Question

The vapour pressure of a saturated solution of sparingly soluble salt $\left( XCl _{3}\right)$ was $17.20 \,mm \,Hg$ at $27^{\circ} C$. If the vapour pressure of pure $H _{2} O$ is $17.25 \,mm \,Hg$ at the same temperature, what is the solubility of sparingly soluble salt $XCl _{3}$, in moles per ltr. (Assume solution to be dilute)
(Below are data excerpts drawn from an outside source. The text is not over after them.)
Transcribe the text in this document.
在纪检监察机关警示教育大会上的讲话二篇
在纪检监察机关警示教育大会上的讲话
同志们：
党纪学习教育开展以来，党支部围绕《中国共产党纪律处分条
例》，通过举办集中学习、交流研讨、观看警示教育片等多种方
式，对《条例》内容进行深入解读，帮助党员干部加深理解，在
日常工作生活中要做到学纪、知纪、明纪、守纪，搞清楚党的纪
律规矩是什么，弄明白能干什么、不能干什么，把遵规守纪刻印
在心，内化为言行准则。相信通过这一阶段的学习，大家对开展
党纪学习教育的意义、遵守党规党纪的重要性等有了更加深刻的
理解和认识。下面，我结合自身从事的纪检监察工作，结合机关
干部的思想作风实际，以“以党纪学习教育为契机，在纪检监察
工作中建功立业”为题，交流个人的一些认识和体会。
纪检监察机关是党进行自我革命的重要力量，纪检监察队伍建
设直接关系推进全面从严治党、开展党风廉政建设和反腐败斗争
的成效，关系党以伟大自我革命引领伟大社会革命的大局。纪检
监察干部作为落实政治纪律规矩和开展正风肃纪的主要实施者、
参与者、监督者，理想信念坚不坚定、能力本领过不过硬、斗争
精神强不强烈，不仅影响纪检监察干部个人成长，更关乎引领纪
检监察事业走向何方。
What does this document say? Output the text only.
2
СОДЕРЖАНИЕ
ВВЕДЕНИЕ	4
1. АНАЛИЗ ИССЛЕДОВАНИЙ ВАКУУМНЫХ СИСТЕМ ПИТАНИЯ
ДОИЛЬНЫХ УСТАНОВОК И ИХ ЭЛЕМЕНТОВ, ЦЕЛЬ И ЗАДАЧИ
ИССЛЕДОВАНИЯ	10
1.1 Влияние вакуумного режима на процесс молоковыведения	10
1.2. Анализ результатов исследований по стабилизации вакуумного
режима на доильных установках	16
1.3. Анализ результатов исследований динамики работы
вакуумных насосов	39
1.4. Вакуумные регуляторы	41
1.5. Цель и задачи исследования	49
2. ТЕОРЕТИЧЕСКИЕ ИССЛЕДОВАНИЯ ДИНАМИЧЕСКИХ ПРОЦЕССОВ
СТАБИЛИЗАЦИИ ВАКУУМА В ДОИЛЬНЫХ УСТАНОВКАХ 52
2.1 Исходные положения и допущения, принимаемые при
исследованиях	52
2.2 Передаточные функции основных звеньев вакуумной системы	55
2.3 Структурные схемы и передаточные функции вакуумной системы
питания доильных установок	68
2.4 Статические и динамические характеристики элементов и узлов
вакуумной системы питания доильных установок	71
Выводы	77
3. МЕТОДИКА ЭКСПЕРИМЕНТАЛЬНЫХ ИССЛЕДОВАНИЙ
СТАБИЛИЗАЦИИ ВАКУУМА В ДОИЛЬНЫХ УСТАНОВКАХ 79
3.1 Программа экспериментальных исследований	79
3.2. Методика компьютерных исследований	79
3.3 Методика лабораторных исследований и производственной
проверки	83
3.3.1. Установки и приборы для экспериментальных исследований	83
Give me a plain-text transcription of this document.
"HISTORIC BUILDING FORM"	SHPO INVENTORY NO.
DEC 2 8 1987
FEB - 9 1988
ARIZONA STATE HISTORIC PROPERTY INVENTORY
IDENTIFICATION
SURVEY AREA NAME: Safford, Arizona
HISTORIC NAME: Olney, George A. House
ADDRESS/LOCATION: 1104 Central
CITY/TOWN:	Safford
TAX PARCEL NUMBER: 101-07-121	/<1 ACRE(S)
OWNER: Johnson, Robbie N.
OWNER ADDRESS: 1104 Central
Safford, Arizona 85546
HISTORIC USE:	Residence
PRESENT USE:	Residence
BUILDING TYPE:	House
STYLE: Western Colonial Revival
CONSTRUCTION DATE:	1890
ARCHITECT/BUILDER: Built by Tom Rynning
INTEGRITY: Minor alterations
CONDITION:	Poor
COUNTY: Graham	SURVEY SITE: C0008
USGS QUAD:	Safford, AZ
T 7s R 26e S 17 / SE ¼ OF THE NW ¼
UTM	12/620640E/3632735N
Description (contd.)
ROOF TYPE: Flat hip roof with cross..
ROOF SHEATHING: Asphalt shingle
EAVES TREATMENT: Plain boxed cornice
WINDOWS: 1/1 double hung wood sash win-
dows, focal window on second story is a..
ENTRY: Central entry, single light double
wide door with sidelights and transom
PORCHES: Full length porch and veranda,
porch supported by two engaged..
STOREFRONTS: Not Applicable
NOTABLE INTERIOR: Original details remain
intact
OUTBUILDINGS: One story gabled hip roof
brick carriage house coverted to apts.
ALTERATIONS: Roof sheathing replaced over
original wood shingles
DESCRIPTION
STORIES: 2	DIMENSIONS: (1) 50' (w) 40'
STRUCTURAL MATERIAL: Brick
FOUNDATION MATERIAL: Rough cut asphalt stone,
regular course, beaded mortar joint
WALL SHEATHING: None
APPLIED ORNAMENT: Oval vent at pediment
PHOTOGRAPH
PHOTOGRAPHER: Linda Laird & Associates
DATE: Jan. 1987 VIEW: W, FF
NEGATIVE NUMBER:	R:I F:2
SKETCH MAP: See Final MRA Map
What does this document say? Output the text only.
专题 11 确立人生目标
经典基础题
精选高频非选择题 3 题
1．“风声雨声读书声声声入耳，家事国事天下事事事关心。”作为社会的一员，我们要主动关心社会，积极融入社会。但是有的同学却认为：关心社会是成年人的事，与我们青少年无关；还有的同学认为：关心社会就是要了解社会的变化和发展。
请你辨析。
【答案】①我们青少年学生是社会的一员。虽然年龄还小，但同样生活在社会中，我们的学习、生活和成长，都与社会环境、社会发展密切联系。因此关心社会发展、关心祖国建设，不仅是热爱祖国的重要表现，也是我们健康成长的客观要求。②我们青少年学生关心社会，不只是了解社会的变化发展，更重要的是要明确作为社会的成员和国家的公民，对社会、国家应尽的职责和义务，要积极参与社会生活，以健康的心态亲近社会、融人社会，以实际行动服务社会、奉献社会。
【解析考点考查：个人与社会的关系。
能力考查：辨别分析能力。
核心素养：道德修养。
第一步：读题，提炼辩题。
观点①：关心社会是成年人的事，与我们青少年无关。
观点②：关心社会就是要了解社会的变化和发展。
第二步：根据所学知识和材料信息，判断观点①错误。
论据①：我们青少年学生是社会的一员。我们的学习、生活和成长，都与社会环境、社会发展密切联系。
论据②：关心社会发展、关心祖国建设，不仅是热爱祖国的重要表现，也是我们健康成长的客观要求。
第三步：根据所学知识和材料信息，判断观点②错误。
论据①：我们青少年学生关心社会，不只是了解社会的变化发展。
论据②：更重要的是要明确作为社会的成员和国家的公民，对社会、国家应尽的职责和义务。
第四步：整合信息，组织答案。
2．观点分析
• A. $4.02 \times 10^{-2}$
• B. $6 \times 10^{-7}$
• C. $8 \times 10^{-5}$
• D. $2 \times 10^{-4}$

Answer 1

Answer: (A)

$\underset{(s)}{XCl _{3}} \rightleftharpoons X ^{3+}+3 Cl ^{-}$

Solubility $= s$

molality $=$ molarity

Apply, $\frac{ P ^{0}- P _{ s }}{ P ^{\circ}}=\frac{\text { in }_{ B }}{ in _{ B }+ n _{ A }}$

$\frac{17.25-17.20}{17.20}=\frac{ in _{ B }}{ n _{ A }}$

$(\because$ solution is very dilute $)$

$\frac{0.05}{17.20} =\frac{4}{55.55} \times s$

$S =4.04 \times 10^{-2}$

Since solution is dilute, $m =$ molarity

So, solubility $=4.03 \times 10^{-2}$